Ve şu iki müthiş hastalığa yakalanmaktır: “Üçüncü hastalık: ‘Gurur’dur. Evet, gururla, insan maddî ve mânevî kemâlât ve mehasinden mahrum kalır. Eğer gurur saikasıyla başkaların kemâlâtına tenezzül etmeyip kendi kemâlâtını kâfi ve yüksek görürse, o insan nâkıstır. Böyle insanlar, malûmat ve keşfiyatlarını daha yüksek görmekle, eslâfı izâmın irşadat ve keşfiyatlarından mahrum kalırlar. Ve evhama mâruz kalarak, bütün bütün çizgiden çıkarlar. Halbuki, eslâfı izâmın kırk günde yaptıkları bir keşfiyatı, bunlar kırk senede bulamazlar.
“Dördüncü hastalık: ‘Sû-i zan’dır. ‘Evet, insan hüsnü zanna memurdur. İnsan, herkesi kendisinden üstün bilmelidir. Kendisinde bulunan sû-i ahlâkı, sû-i zan sâikasıyla başkalara teşmil etmesin. Ve başkaların bazı harekâtını, hikmetini bilmediğinden takbih etmesin. Binaenaleyh, eslâf-ı izâmın hikmetini bilmediğimiz bazı hallerini beğenmemek sû-i zandır. Sû-i zan ise, maddî ve mânevî içtimaiyatı zedeler.” (Bediüzzaman, Mesnevî-i Nuriye, s. 58)
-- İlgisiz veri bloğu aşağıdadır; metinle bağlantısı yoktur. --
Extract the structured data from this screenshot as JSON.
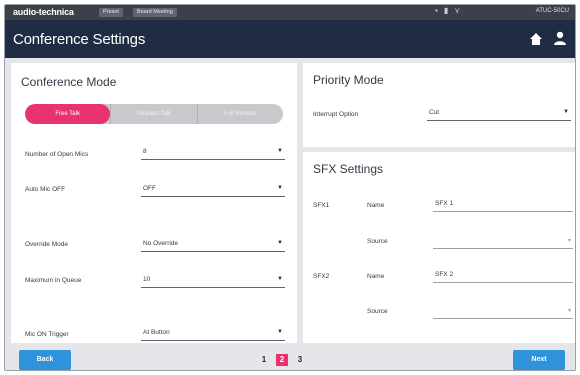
{
  "statusbar": {
    "brand": "audio-technica",
    "chip_preset": "Preset",
    "chip_meeting": "Board Meeting",
    "model": "ATUC-50CU"
  },
  "header": {
    "title": "Conference Settings"
  },
  "conference": {
    "title": "Conference Mode",
    "modes": [
      "Free Talk",
      "Request Talk",
      "Full Remote"
    ],
    "active_mode": 0,
    "rows": [
      {
        "label": "Number of Open Mics",
        "value": "8"
      },
      {
        "label": "Auto Mic OFF",
        "value": "OFF"
      },
      {
        "label": "Override Mode",
        "value": "No Override"
      },
      {
        "label": "Maximum in Queue",
        "value": "10"
      },
      {
        "label": "Mic ON Trigger",
        "value": "At Button"
      }
    ]
  },
  "priority": {
    "title": "Priority Mode",
    "label": "Interrupt Option",
    "value": "Cut"
  },
  "sfx": {
    "title": "SFX Settings",
    "items": [
      {
        "id": "SFX1",
        "name_label": "Name",
        "name": "SFX 1",
        "source_label": "Source",
        "source": ""
      },
      {
        "id": "SFX2",
        "name_label": "Name",
        "name": "SFX 2",
        "source_label": "Source",
        "source": ""
      }
    ]
  },
  "footer": {
    "back": "Back",
    "next": "Next",
    "pages": [
      "1",
      "2",
      "3"
    ],
    "current_page": 2
  },
  "colors": {
    "accent": "#e8336f",
    "button": "#2f93db",
    "titlebar": "#1f2c44"
  }
}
En küçük dairede yer alan bir Nur Talebesi bile, “Okumayanların icâzetleri çöpe atılacaktır, mesleğimiz adına konuşma hakları kalmayacaktır” demez, diyemez!
Evvelâ, “Bir sene bu risaleleri ve bu dersleri anlayarak ve kabul ederek okuyan, bu zamanın mühim, hakikatli bir âlimi olabilir. Eğer anlamasa da, madem Risale-i Nur şakirtlerinin bir şahs-ı mânevîsi var; şüphesiz o şahs-ı mânevî bu zamanın bir âlimidir. Sizin kalemleriniz ise, o şahs-ı mânevînin parmaklarıdır. (Bediüzzaman, Lem’alar, s. 171)
“Bu Risale-i şerifeler de yazanı, okuyanı, dinleyeni Nur bahçesine, Nur deryasına gark edip de mütefekkir, mütehayyir edip, hepsinden bir çiçek demeti yapmaz da ne yapar?” (Bediüzzaman, Emirdağ Lâhikası, s. 67)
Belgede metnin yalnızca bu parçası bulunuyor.